With no tangible past, it felt as though I had no future and I was convinced that I wouldn’t live to see the year 2000 (it nearly became a self-fulfilling prophesy). I’ve no idea why I fixated on that date but I know two other adoptees who had similar beliefs. My sense of disconnection from the past and future only changed when I had a daughter 14 years ago.
The core beliefs are so deep set that they feel more like foundational knowledge, even though I know they are toxic and unhelpful. Trying to change them is like trying to stop a tank in its tracks by throwing rocks at it. The irony is that I created the tank to survive and it very nearly killed me. I don’t know how to stop it.
I accept that my negativity is my responsibility, but it is hard to see how to change it.
Shirley, you have finally created an article on what I suffered with for over 27 years of my life! This is the first article I have ever read that addresses What the C in C-PTSD really meant! And why I was not able to overcome it for so long! CPT targeted the core beliefs and trauma. It changed and helped me understand what hurt me for years, and how to stop the repeated trauma. I would love to see you do an article on the use of Cognitive Processing Therapy used for those diagnosed with C-PTSD. I had years of treatments, programs and every type of therapy. I am finally living in the light, and I fight like hell to keep myself from the pain! But it took my 27 years to find a therapist who was qualified to provide CPT therapy and everything just clicked. It saved my life, please research this method of treatment that could change lives.
An excellent article.
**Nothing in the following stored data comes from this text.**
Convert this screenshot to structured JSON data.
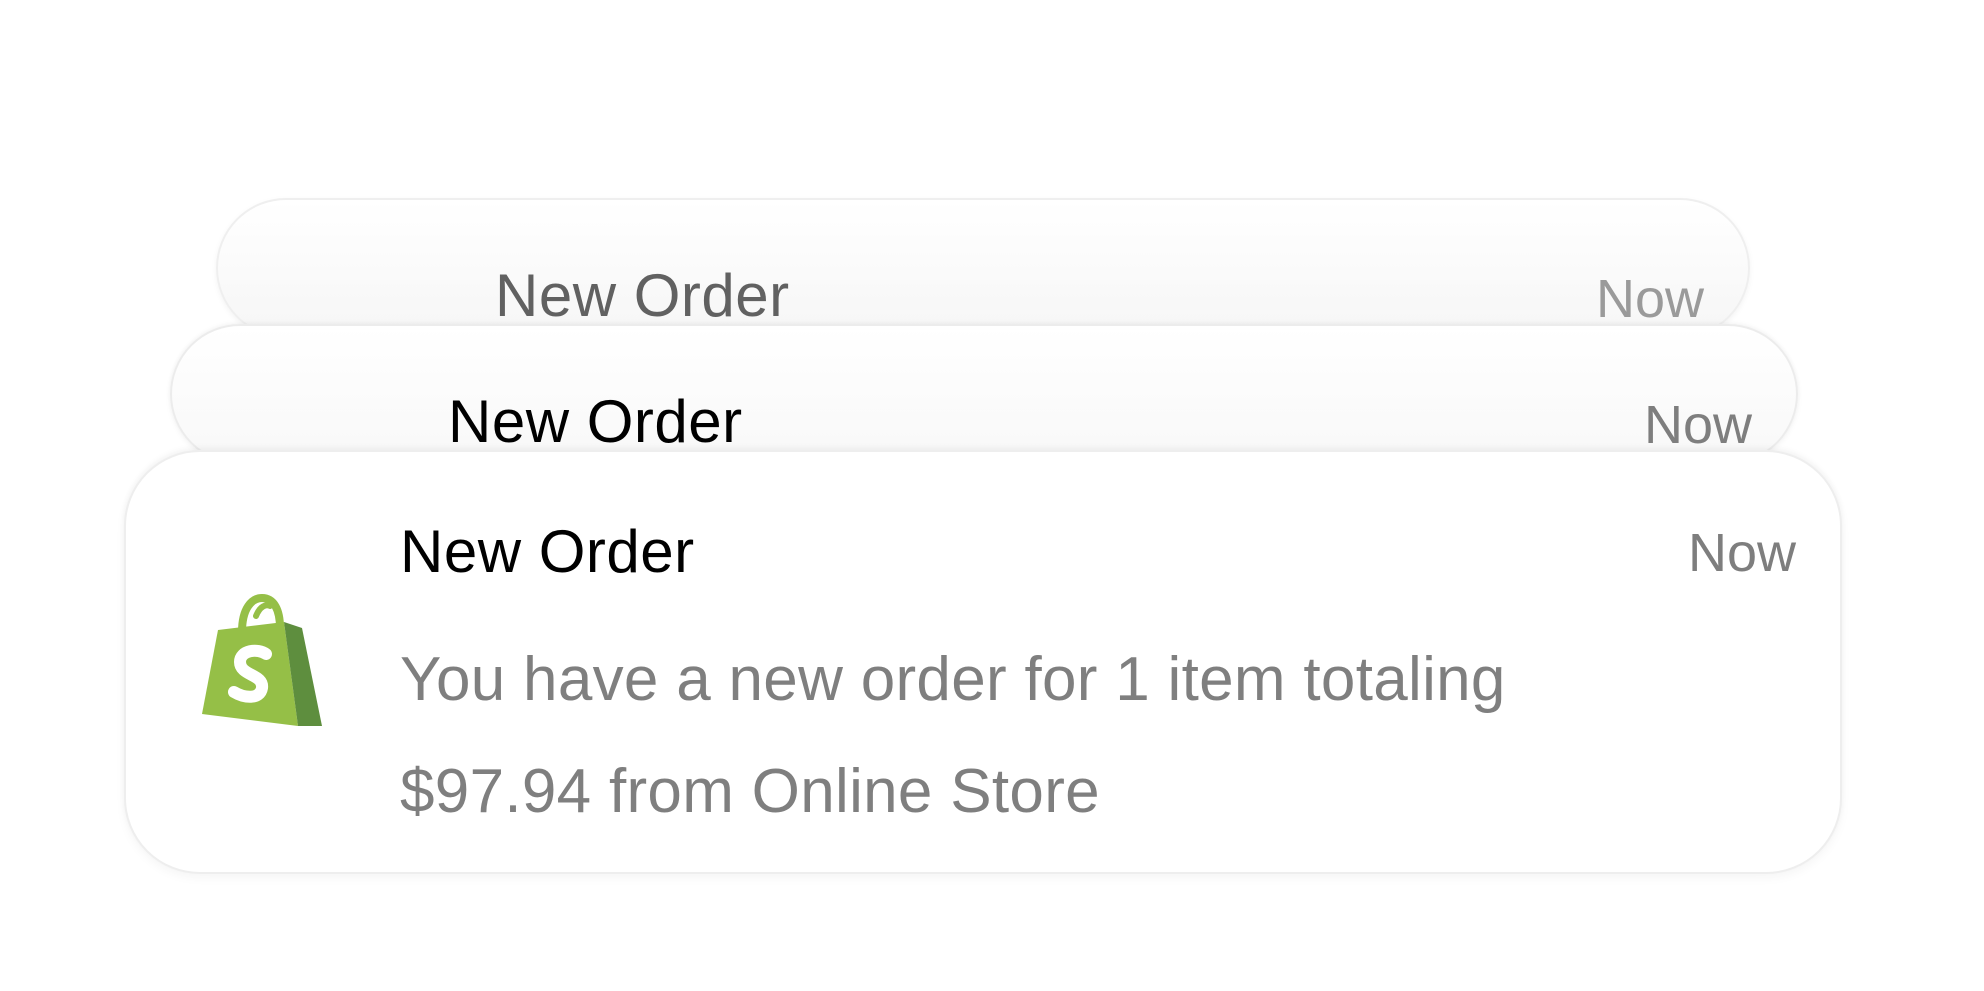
{
  "notifications": [
    {
      "title": "New Order",
      "time": "Now"
    },
    {
      "title": "New Order",
      "time": "Now"
    },
    {
      "title": "New Order",
      "time": "Now",
      "body_line_1": "You have a new order for 1 item totaling",
      "body_line_2": "$97.94 from Online Store",
      "app_icon": "shopify-bag-icon"
    }
  ],
  "colors": {
    "icon_green_light": "#95bf47",
    "icon_green_dark": "#5e8e3e",
    "body_text": "#7f7f7f",
    "title_text": "#000000"
  }
}
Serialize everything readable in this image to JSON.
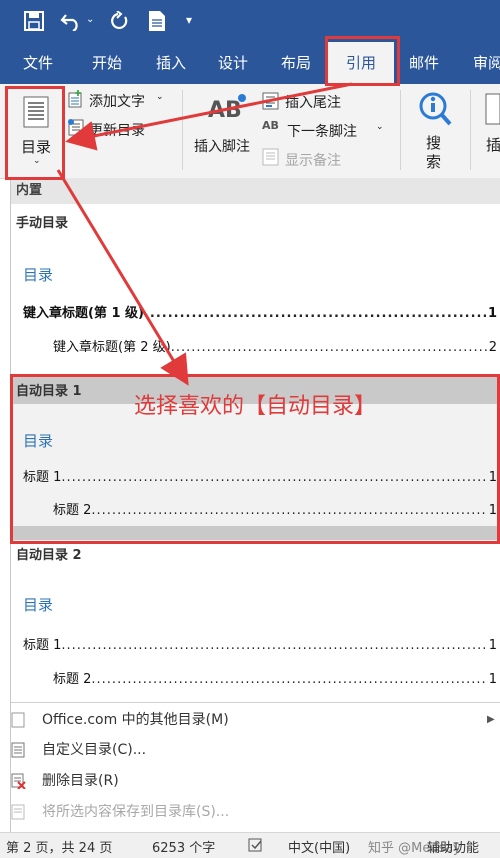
{
  "qat": {
    "icons": [
      "save-icon",
      "undo-icon",
      "redo-icon",
      "new-doc-icon",
      "customize-icon"
    ]
  },
  "tabs": [
    {
      "label": "文件"
    },
    {
      "label": "开始"
    },
    {
      "label": "插入"
    },
    {
      "label": "设计"
    },
    {
      "label": "布局"
    },
    {
      "label": "引用",
      "active": true
    },
    {
      "label": "邮件"
    },
    {
      "label": "审阅"
    }
  ],
  "ribbon": {
    "toc_label": "目录",
    "add_text": "添加文字",
    "update_toc": "更新目录",
    "insert_footnote": "插入脚注",
    "insert_endnote": "插入尾注",
    "next_footnote": "下一条脚注",
    "show_notes": "显示备注",
    "search": "搜索",
    "insert_cut": "插",
    "ab": "AB",
    "ab_small": "AB"
  },
  "gallery": {
    "builtin": "内置",
    "manual": {
      "title": "手动目录",
      "heading": "目录",
      "line1": {
        "text": "键入章标题(第 1 级)",
        "num": "1"
      },
      "line2": {
        "text": "键入章标题(第 2 级)",
        "num": "2"
      }
    },
    "auto1": {
      "title": "自动目录 1",
      "heading": "目录",
      "line1": {
        "text": "标题 1",
        "num": "1"
      },
      "line2": {
        "text": "标题 2",
        "num": "1"
      }
    },
    "auto2": {
      "title": "自动目录 2",
      "heading": "目录",
      "line1": {
        "text": "标题 1",
        "num": "1"
      },
      "line2": {
        "text": "标题 2",
        "num": "1"
      }
    },
    "menu": {
      "more": "Office.com 中的其他目录(M)",
      "custom": "自定义目录(C)...",
      "remove": "删除目录(R)",
      "save": "将所选内容保存到目录库(S)..."
    }
  },
  "annotation": {
    "text": "选择喜欢的【自动目录】",
    "color": "#e03a3a"
  },
  "status": {
    "page": "第 2 页，共 24 页",
    "words": "6253 个字",
    "lang": "中文(中国)",
    "watermark": "知乎 @Measay",
    "accessibility": "辅助功能"
  },
  "dots": "................................................................................................................................................................"
}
I would be interested in knowing more about Dee~s story. I lived in survival mode for 3 years trying to handle the politics targeted at me after the friend of the principle of the school where I worked assaulted me . INSTEAD OF RECEEIVING A DUE APPOLOGY I realised the friend was handpicked and would be protected at all costs. Out of the blue come a whole package of puppets , so scary now mobbing ME. This so that the incident isnt exposed. From screws in my car to other sabotage all unthinkable and not of that one is used to or expects . I went into I guess a detach mode of some sort. One comment was `looks like she is on another planet` , what kind of evil. Finally was basically forced to leave 3 years later when I knew this would kill me. Went to a new school and what wonderful people but funny , once the survival mode dropped it left a no confidence and one day sitting in the staff room , I literally felt the chair was above me ie that I had sunk right through , that no one could see me. Anyway just couldnt cope. Left and its been 14 years now basically of isolation, going through continued internal flashbacks, +++++. Did visit govt hosp once when suicide scared me. got zombee blockers which did nothing but block the thoughts for a bit which was beneficial. Things are slow to heal but hold on to that hope. Definately over time more hope and positivity. I never was `diagnosed` but have experienced all the dreadful horrors and am sure I have cptsd.Good luck to all the fellow sufferers.
It is incredibly triggering to people with cPTSD to say things like “you are responsible for your negativity today, no one else.”
No one would ever say that to an adult who had trouble walking due to physical abuse. They’d say something like you have the power now, as an adult, to work on physical therapy to heal your wounds. and the attitude would never be that since they have access to physical therapy it’s their fault if they still struggle to walk.
Take care that your words don’t blame victims.